US Treasury bonds offer refuge from the Brexit storm
There has been continued global market volatility nearly two weeks after the unexpected victory of the “Leave” side in the U.K.’s EU-membership referundum on June 23.
The British pound has fallen to a 30-year low, and yields on government bonds in the U.S., U.K. and Japan have touched record lows, in what is often referred to as a “flight to safety” by global investors.
Analyst John Canally, chief economic strategist at LPL Financial in Boston, said that after the initial market reaction (sharp and steeply negative) in the first days after the Brexit vote, many equity markets around the world recovered most or all of their value. Now, he said, investors are beginning to see, or at least anticipate, actual economic consequences from the vote–primarily for the British economy, but also for European growth and global trade. That is leading to a search for safe havens.
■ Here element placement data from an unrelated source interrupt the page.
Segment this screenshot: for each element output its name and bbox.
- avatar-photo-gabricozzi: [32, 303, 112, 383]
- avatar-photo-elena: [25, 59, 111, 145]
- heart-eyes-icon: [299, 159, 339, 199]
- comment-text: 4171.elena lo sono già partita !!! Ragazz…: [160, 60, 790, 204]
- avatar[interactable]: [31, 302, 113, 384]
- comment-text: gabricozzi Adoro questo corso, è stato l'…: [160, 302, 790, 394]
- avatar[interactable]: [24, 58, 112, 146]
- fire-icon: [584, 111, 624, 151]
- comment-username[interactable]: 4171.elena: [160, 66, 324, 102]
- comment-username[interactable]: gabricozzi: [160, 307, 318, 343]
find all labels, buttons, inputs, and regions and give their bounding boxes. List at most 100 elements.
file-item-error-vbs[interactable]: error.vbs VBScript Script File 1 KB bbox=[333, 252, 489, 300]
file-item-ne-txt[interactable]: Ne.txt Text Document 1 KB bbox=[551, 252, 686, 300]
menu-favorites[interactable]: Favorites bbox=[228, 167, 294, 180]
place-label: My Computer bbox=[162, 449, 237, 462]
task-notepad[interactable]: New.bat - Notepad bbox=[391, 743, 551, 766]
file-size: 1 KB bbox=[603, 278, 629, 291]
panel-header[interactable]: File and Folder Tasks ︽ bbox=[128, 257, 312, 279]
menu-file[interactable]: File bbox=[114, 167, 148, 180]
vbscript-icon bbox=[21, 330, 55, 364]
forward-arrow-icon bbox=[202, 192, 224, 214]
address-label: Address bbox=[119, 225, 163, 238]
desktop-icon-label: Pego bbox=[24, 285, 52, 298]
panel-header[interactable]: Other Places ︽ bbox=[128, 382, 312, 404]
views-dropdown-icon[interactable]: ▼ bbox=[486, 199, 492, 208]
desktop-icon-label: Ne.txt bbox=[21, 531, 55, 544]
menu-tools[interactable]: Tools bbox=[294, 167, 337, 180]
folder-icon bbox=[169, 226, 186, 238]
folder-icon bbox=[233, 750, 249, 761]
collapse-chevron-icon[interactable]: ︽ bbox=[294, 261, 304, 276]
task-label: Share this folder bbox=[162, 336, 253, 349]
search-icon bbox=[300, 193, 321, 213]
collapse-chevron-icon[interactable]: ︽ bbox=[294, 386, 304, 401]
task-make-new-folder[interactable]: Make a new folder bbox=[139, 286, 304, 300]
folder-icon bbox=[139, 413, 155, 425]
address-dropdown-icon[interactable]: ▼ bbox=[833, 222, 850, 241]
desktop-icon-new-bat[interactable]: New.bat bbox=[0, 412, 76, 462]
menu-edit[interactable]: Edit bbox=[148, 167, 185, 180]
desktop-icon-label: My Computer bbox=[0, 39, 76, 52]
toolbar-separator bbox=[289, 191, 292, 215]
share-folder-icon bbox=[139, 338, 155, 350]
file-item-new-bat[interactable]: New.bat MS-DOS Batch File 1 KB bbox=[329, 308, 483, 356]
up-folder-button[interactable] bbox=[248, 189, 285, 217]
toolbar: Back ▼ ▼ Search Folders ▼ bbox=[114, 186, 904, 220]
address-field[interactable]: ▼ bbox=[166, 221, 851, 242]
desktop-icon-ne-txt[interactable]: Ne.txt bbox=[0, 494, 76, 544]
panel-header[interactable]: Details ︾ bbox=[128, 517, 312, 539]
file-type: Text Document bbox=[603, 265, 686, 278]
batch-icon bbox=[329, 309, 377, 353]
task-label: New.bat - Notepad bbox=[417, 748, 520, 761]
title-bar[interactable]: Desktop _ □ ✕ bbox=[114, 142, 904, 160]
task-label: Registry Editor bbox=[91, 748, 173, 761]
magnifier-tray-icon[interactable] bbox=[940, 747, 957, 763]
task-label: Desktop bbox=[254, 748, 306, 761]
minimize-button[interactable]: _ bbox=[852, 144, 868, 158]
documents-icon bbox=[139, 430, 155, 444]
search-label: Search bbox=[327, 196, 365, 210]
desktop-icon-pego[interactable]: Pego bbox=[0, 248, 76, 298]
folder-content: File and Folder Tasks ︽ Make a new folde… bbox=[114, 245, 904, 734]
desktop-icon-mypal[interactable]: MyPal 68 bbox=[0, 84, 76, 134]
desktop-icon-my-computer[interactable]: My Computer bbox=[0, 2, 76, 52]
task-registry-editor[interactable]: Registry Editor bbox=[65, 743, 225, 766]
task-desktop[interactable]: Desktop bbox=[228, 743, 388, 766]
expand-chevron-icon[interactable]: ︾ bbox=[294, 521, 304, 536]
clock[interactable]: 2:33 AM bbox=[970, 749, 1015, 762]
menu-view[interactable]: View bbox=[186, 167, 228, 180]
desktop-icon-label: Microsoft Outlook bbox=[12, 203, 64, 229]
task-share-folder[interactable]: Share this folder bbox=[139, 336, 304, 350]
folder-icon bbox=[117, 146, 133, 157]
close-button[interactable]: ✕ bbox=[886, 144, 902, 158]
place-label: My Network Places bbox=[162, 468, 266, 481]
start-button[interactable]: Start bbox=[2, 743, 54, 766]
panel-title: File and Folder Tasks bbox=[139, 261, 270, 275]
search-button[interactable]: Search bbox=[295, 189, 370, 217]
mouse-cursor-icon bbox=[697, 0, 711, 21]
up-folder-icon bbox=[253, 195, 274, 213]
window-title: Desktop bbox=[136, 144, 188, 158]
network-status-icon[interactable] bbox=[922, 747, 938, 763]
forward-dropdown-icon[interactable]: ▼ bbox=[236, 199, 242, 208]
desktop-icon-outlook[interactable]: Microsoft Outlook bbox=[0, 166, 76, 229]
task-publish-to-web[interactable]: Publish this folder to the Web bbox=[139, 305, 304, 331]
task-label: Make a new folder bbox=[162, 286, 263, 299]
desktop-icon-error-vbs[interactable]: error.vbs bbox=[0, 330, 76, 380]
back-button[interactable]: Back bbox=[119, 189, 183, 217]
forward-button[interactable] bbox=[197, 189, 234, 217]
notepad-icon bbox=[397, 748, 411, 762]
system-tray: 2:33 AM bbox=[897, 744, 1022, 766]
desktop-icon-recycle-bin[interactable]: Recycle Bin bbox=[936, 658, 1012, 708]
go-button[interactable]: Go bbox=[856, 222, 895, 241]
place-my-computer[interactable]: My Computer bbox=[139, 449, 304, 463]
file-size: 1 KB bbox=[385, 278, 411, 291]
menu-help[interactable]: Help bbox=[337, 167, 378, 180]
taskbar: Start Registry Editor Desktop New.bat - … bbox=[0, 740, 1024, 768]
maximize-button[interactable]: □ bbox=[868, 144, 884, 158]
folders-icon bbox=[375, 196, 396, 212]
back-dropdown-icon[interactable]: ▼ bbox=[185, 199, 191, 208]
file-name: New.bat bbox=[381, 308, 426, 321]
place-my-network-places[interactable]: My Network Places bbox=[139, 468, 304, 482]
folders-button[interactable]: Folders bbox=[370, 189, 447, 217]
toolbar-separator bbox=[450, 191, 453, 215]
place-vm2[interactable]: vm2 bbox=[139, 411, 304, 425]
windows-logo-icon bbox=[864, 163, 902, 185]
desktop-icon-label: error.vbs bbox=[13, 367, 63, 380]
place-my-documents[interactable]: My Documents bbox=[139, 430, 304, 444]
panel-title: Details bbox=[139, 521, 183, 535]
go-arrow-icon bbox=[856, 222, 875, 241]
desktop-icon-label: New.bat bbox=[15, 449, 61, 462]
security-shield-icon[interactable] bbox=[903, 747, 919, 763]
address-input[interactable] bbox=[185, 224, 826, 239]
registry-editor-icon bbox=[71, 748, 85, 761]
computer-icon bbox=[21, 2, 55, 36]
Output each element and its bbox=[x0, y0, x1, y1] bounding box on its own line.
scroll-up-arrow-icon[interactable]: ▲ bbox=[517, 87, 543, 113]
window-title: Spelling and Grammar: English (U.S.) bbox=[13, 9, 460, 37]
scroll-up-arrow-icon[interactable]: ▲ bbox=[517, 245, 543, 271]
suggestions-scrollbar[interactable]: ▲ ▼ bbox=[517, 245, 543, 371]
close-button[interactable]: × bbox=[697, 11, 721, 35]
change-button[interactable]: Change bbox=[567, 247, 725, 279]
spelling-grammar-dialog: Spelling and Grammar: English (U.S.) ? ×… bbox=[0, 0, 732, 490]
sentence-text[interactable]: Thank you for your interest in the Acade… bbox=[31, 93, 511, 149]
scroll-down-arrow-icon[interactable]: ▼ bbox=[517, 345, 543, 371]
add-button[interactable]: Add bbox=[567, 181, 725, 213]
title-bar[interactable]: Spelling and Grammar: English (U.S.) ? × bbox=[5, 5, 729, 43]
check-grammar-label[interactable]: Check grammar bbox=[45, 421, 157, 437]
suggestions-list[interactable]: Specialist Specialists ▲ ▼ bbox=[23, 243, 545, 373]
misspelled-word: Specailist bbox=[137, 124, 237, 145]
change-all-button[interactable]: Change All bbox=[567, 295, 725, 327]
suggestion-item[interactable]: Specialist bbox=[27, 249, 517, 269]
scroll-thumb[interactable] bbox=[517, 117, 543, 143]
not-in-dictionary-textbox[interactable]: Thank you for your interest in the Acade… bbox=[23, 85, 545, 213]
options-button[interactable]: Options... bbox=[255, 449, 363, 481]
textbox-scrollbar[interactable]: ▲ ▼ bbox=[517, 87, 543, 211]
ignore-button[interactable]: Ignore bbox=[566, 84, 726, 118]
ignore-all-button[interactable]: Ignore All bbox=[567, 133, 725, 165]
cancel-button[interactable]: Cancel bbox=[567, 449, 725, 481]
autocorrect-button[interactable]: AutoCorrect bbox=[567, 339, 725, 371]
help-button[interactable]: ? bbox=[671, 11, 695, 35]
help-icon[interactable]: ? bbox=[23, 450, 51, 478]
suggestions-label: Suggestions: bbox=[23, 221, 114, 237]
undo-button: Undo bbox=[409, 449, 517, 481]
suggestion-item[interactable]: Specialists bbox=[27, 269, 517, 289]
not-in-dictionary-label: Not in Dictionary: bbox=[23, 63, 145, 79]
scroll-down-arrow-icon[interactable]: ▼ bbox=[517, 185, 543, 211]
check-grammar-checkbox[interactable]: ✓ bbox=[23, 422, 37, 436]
“Investors for years have been seeking safe haven in the London property market,” Canally said. “So if you lived in Greece, Germany, Russia, the Middle East, Japan or China, you viewed a safe haven as owning a piece of real estate in central London, somewhere like Mayfair or Kensington or Chelsea.”
Canally said the Brexit vote has changed that calculus, as the British pound has fallen precipitously and some U.K. real estate funds have closed their doors. “(Investors) looked around the globe for the next safe thing, and despite the problems we have in this country — politically, and in terms of our budget — people view U.S. treasuries as the ultimate safe haven,” he said.
One effect has been to drive U.S. interest rates down even further, according to Dean Baker, co-founder of the Center for Economic and Policy Research in Washington, D.C. “If you’re a homeowner it’s a great time to refinance and save some money, because mortgage rates are down,” Baker said. “The bad news: if you’re retired and you want to hold short-term money, and you don’t trust the stock market, then you’re looking at lower returns, lower interest”—for instance, on CDs and passbook savings accounts.
The global flight to safety has led to a torrent of capital flowing into a variety of countries’ bonds, but especially those of the United States. “We actually have positive yields,” Canally said. By contrast, several other leading developed economies have negative interest rates right now.
“In other words, if you give the U.S. government your money, they actually give you something back. Whereas in Switzerland or Japan or Germany, the opposite happens.”